Most homes in Lagos back in the day had this saying on the entrance atop the doorway, IRÉ A KARÌ. The longer phrase says Iré á Kári fu’n gbogbo wa. Amin. It loosely translates to; May Good Fortune Be Upon Us All. Amen. This is certainly my prayer for the world now and always. May good fortune always be bountiful for us all.

This week, oh this week… England is heading into another lockdown and the outlook is dreadful, especially in what is likely to be a gloomy winter, which brings a heightened chance of contracting this disease that has no mercy on humans and we continue to test her limits and fail to adhere to her lessons. I am a definitive introvert but even I know and acknowledge the need to break the cycle lest the isolation lead to an insularity of being which can consume from within. With the US elections on the horizon, it feels as if we are trapped limbo, without a certain path forward. Breaths are stilled and actions are stifled, nerves are frayed and the chasm between certainty and sanity widens. What really is life going to look like when we eventually come out of this? Because we have to right? Only Mother Nature is in on her secret and she leaves no indication of when the fog will lift, and most important, how the world will change. Nature is such that she gives no indication on her intentions. The uncertainty is jarring and if ever more, exposes our state of fragility.

We simply don’t know.

And yet, we reach for Hope, in the goodness of humanity, the kindness of our neighbour, the care of strangers, a nice word here, a good deed there, a thoughtful action over there and a virtual hug from anywhere. It is part of the best thing about being human in these times; the goodness of people remain a constant. As I type this I too am going through the motions of uncertainty and anxiety, and so I do the familiar which brings me joy; like watch the Sound of Music however many times I want, pray, FaceTime with my nephews, read a book, take in some art online or simply be still in the silence and know that whatever will prevail will, but never losing sight of the hopefulness.

And in a bowl of Okro soup I also find hope.

Okro Soup is soothing for the soul. Is it Okro or Okra? I grew up saying the former but that annoying redline is beneath it. Winter ushers in with her, a tradition of warming soups and cosiness. As with most things food, for me anyway, there is a certain nostalgia linked to eating Okro soup as an adult. It takes me way back to summers spent in Asaba, when we’d visit our grandmother on her farm. On Saturdays the meal on offer was one of a kind, literally and figuratively speaking; six to six; pounded yam and Okro soup at 6am in the morning as the first light of day was settling in, and 6pm in the evening; after much playing on the farm and working off the energy had in the morning. Boy those were the days and that was the life.

As we are about to enter into another government sanctioned lock down, we ought to have some restorative treasures in our arsenal, like making a good soothing soup.


  • Beef, the preferred. You can use chicken but it is not quite the same, the beef stock is much more succulent.
  • Dry pepper
  • Crayfish
  • Onions
  • Salt
  • Maggi- bouillon cube
  • Ginger – not a lot
  • Garlic power – not a lot
  • 10 to 12 pieces of fat Okro; chopped no blended on a chopping board using a knife. Cut off the stalk and end. Blending makes for too fine a mix, chopping gets it just right. It’s a ball-ache but it is much better and therapeutic in a way.

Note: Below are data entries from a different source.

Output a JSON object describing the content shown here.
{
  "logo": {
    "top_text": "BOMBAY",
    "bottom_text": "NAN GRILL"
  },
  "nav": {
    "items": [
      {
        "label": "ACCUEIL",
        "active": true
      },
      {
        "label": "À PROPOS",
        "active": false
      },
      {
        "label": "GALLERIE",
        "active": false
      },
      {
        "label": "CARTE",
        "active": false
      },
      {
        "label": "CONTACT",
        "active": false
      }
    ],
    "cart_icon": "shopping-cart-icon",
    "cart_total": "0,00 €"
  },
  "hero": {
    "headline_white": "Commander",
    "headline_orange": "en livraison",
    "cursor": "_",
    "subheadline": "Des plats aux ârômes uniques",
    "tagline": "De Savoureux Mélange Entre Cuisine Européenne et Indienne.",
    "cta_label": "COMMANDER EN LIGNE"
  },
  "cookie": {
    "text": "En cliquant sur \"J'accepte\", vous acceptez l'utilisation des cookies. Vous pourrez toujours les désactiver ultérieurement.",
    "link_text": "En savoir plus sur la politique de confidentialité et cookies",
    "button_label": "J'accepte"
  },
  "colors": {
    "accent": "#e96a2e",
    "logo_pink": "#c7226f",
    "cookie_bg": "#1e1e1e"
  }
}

  • Boil the meat and season it well with dry-pepper, crayfish, onions, salt, maggi, garlic powder, ginger powder.
  • Once the meat is boiled to your liking, mix in the chopped okra.
  • Cook for about ten minutes, if that or when the Okro is fully incorporated into the meat and stock.
  • Do not cover it after adding the Okro, it looses its stickiness.


  • 3 Fresh tomatoes
  • ½ Ata rodo/scotch bonnet
  • Onions
  • Salt
  • Maggi
  • Cray fish
  • Garlic powder
  • Stock fish
  • Prawns


  • Place a cast iron pot on a stove with medium heat
  • Blend the tomatoes, onions and pepper together and tip into the cast iron pot on the stove. I say cast iron but you can use whatever pot you have at home.
  • Bring to a boil on low heat, to let it simmer
  • Halfway through the boil, season it with salt, maggi, crayfish, and garlic powder
  • Leave to boil another ten minutes
  • Add the seafood of your choice, I use stock fish and king prawns, descaled; let it imbibe the flavours of the tomato which is a kind of stock for the Okro since we are not using meat.
  • Once cooked add in the Okro and leave to simmer into the tomato. Do not cover to avoid it loosening, the comfort of Okro is that it is slurpy and slimey.
  • Enjoy with a dash of hope and goodness and if you have poundo, that’ll do too.

And remember, in these bleakest of times, there is good fortune around us, enough for all of us; Ire a kari fun gbogbo wa. Amin.